If nothing else, the accusations of sexual exploitation lobbed by a few hostile members of the film’s world-premiere audience serve as a testament to just how effectively “Compliance” gets under the viewer’s skin. Yet Zobel, who previously directed 2007’s “Great World of Sound,” is no irresponsible provocateur. From its expert performances and carefully researched material to its dead-on evocation of life behind the counter at an average Middle American burger joint, this is intelligent low-budget filmmaking that handles its risky subject matter with taste and discipline.

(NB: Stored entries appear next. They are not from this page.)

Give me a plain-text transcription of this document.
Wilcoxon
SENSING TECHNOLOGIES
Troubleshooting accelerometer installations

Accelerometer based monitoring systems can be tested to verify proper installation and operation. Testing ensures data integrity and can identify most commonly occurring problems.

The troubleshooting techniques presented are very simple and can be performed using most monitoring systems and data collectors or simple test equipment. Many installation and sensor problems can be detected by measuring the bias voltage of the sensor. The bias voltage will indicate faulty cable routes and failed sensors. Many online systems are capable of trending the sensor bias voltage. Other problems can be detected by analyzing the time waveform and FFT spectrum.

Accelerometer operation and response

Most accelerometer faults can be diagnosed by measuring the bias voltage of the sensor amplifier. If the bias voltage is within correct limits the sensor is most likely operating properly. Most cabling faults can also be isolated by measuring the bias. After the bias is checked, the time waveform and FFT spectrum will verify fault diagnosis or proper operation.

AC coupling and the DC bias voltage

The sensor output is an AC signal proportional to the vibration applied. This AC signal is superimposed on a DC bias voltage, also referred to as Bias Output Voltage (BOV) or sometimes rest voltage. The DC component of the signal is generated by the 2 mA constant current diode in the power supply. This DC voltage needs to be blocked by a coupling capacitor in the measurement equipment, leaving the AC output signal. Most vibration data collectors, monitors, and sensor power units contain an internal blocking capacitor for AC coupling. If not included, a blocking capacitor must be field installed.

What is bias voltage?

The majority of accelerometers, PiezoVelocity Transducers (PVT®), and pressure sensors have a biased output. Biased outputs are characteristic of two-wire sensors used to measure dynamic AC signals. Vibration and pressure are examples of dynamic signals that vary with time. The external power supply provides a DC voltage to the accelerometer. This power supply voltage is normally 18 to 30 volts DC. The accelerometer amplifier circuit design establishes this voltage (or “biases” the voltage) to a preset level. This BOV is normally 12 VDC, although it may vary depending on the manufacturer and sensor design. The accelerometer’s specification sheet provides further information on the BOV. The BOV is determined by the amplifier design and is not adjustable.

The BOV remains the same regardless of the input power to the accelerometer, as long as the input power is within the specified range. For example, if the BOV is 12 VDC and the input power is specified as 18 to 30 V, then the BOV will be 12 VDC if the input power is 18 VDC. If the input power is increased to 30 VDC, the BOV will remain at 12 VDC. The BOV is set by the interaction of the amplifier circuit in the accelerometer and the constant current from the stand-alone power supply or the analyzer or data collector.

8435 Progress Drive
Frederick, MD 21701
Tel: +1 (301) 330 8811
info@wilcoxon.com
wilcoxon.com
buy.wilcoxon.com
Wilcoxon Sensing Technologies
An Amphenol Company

Drawn primarily from the records of an April 2004 incident that occurred at a McDonald’s in Mt. Washington, Ky., the film takes place almost entirely over the course of a busy Friday at ChickWich, a suburban Ohio fast-food stop, where middle-aged store supervisor Sandra (Ann Dowd) kicks off the day by giving her staff a stern pep talk. An employee’s negligence has left them with a major shortage of bacon and pickles, and with a plain-clothes inspector likely to stop by that evening, Sandra wants all of them on their game.
These early scenes, paying as much attention to fast-food logistics as to professional dynamics, prove absorbing in their own right, even as they establish a foundation of authenticity for what happens next. Sandra receives a phone call from a man identifying himself as Officer Daniels (Pat Healy, “Great World of Sound”), who informs her that Becky (Dreama Walker), the pert, attractive young blonde working the register, stands accused of having robbed a customer’s purse that morning.
Cajoling Sandra with a mixture of firm authority and unctuous flattery, Daniels gets her to question Becky, occasionally getting her on the phone and badgering her directly. When the girl repeatedly denies the charge, Daniels orders Sandra to take her into a back room and strip-search her, or else risk having Becky dragged down to the police station.
What happens next — and unfortunately, there is much more to come — amounts to a chilling demonstration of the predatory power a disembodied voice can wield. Followers of Stanley Milgram’s disquieting 1960s behavioral studies using peer-administered electroshock will recognize a kindred scenario here: The initial intrigue generated by Daniels’ allegations gives way to nervously choked-back laughter and eventually stunned silence as the direction of events becomes hideously clear to the viewer, if not to the unwitting participants onscreen. Zobel lets scenes play out in near-unbearable real time, diagramming the characters’ relationships and conversations so intricately that the slow, torturous process of a young woman’s degradation remains just on this side of plausibility.
It all requires a highly sensitive balancing act on the part of the writer-director, actors and crew, and one question that lingers throughout is how far not just the characters but also the filmmakers will go. While the matter of Walker’s lengthy physical exposure has already riled some viewers, it’s handled in the least prurient manner possible, remaining well within R-rated boundaries, and done with an eye toward skillfully maximizing audience discomfort and empathy. Indeed, the film’s most shocking and credulity-straining turn would arguably have been even more nauseatingly persuasive were it not for Zobel’s basic sense of discretion.
First among equals in the cast is Dowd, who ensures that Sandra’s misguided reactions to Daniels’ increasingly perverse requests never ring less than true. In this outwardly competent but fatally suggestible, finally pathetic woman, we see the point at which compliance becomes outright complicity. Some may well object to the implications or flatter themselves that they would have recognized a sexual predator and drawn the line, even as a title card, announcing that more than 70 similar cases were reported in 30 states, provides alarming evidence to the contrary.
Tech credits are outstanding. Adam Stone’s widescreen lensing makes expert use of the pic’s sparse locations, while Heather McIntosh’s surging orchestral score imbues the banal horror of the proceedings with a genuinely tragic dimension. Jane Rizzo’s deft editing uses extreme closeup inserts — charred fries, boiling oil — to not only anchor a sense of place, but also to suggest the everyday rot underlying a story most would prefer to consider beyond the realm of possibility.